Speaker 2:And I appreciated so much that part of your book because you talk about how research is conducted, why you want a double blind study, for example, and the issues with in psychiatry, specifically with trying to do double blind studies with psychiatric medications, because of the inherent issues with the way that we identify psychiatric issues, with the way that we you know the medication itself. So sorry, there have so many things I want to ask you. So I've got a lot of things in my head right now, but one of the things that I feel like as I was reading that is that the disease-centered model itself creates a problem in approaching all of this, because it creates an inherent bias in the studies that we're doing, in the way that they approach research, because there is an assumption that there is an underlying medical condition. That assumption colors everything.

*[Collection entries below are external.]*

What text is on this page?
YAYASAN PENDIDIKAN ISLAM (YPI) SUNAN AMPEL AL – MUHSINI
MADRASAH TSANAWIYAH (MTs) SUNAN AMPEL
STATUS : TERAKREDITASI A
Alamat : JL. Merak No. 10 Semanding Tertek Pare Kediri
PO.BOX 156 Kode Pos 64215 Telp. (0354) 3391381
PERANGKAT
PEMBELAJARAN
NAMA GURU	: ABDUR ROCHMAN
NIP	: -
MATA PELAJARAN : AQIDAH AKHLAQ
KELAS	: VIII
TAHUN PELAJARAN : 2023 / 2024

Speaker 2:And what is I want to know from you, since you were trained as a psychiatrist initially? I mean, I assume I'm assuming that you were presented with that disease centered model. Was that the way you were taught? And then, how did you come out of that? Because I, because I love the way that you present the disease centered versus the drug centered, you know the drug centered, just for our audience understanding that. Well, I'll, actually I'll let you describe that. Sorry, can you describe for our audience what the difference is?

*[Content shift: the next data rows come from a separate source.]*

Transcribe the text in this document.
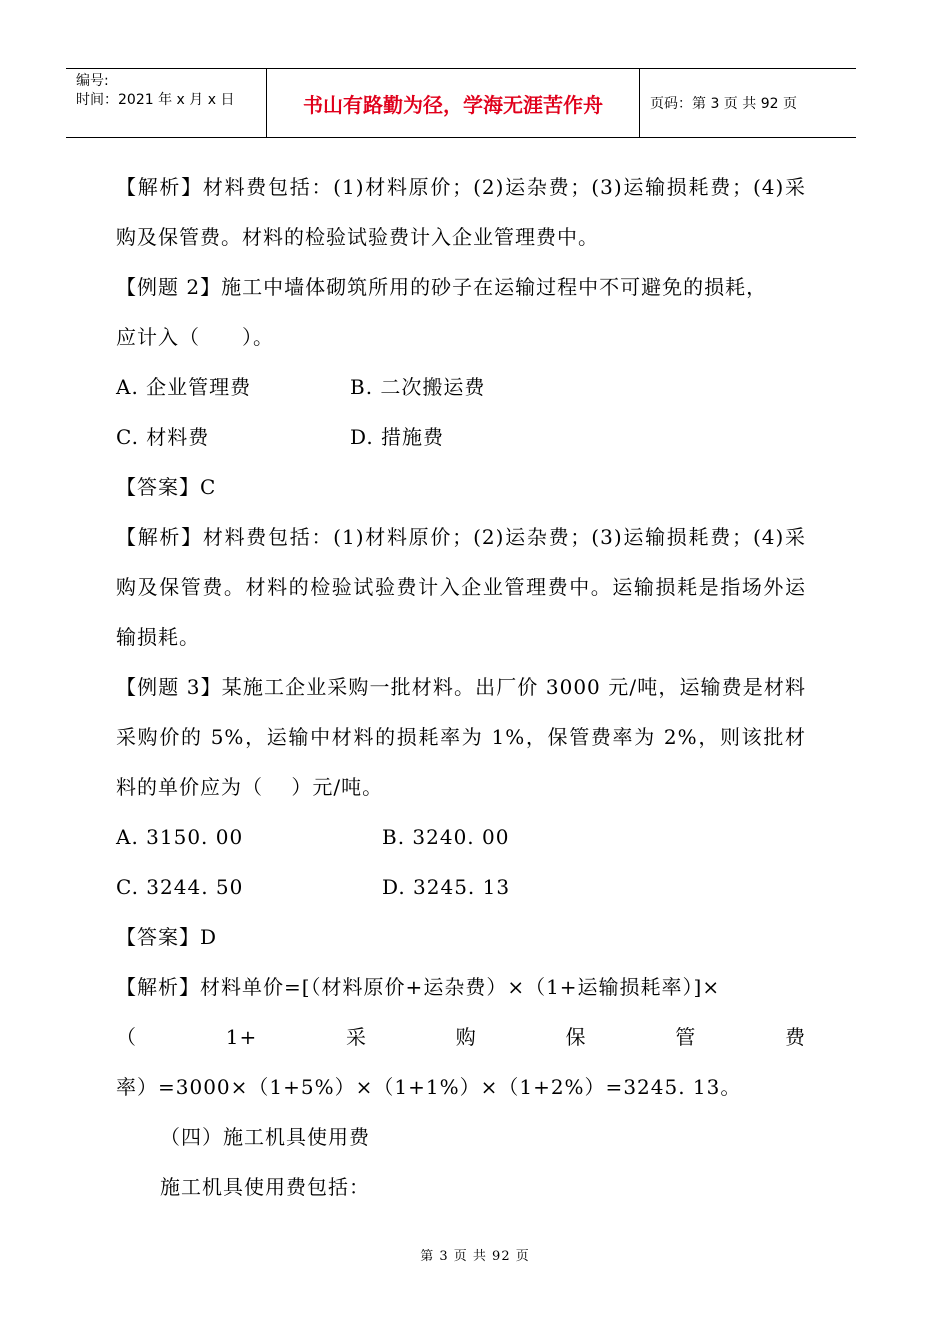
编号:
时间：2021 年 x 月 x 日	书山有路勤为径，学海无涯苦作舟	页码：第 3 页 共 92 页

【解析】材料费包括：(1)材料原价；(2)运杂费；(3)运输损耗费；(4)采购及保管费。材料的检验试验费计入企业管理费中。

【例题 2】施工中墙体砌筑所用的砂子在运输过程中不可避免的损耗，

应计入（　　）。

A. 企业管理费	B. 二次搬运费
C. 材料费	D. 措施费

【答案】C

【解析】材料费包括：(1)材料原价；(2)运杂费；(3)运输损耗费；(4)采购及保管费。材料的检验试验费计入企业管理费中。运输损耗是指场外运输损耗。

【例题 3】某施工企业采购一批材料。出厂价 3000 元/吨，运输费是材料采购价的 5%，运输中材料的损耗率为 1%，保管费率为 2%，则该批材料的单价应为（　 ）元/吨。

A. 3150. 00	B. 3240. 00
C. 3244. 50	D. 3245. 13

【答案】D

【解析】材料单价=[（材料原价+运杂费）×（1+运输损耗率）]×

（	1+	采	购	保	管	费

率）=3000×（1+5%）×（1+1%）×（1+2%）=3245. 13。

（四）施工机具使用费

施工机具使用费包括：

第 3 页 共 92 页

Speaker 1:Yes, I think I have already described it a bit, but it's not necessarily that straightforward. But first of all, I just thought maybe it's good to just go back to the problem that I set out at the beginning of the book, because you've just sort of illustrated what it is so well, and that is the fact that millions and millions of people in Western countries in particular, have been either told explicitly, like you were, or inferred, implied, that they have some biological problem with their brain and that they need a chemical, a drug, to put that right. And that is just that. That is a theory. It's an idea, but it's not supported by evidence and therefore all those people who've been given that impression or told that, have been misled and misinformed, and many, many of them will be taking medication, therefore, on the basis of misinformation. So that, to me, is the problem, and that's why I set out to write the book, and I'm so pleased that you found the scientific bit accessible, because I was worried it was going to be a bit boring, but it is very important. And it's really important because, as you also suggested, the problem is that the people who write these papers have an agenda. Now, that doesn't mean that they're bad people, but they have been taught and sort of inducted into this idea that mental health problems are diseases and that even if we don't know exactly what the disease is, we'll find out sooner or later. And we can just go on assuming that they are and that somehow, even if we don't know what they are, we have drugs that somehow target them. And, as you said, that colours everything, that colours the way that research is set up and, importantly, the way that it's interpreted. So if you go and read the papers without knowing that, without understanding all the assumptions that have gone into generating that research in the first place, you are not necessarily going to be able to understand what those studies have really found.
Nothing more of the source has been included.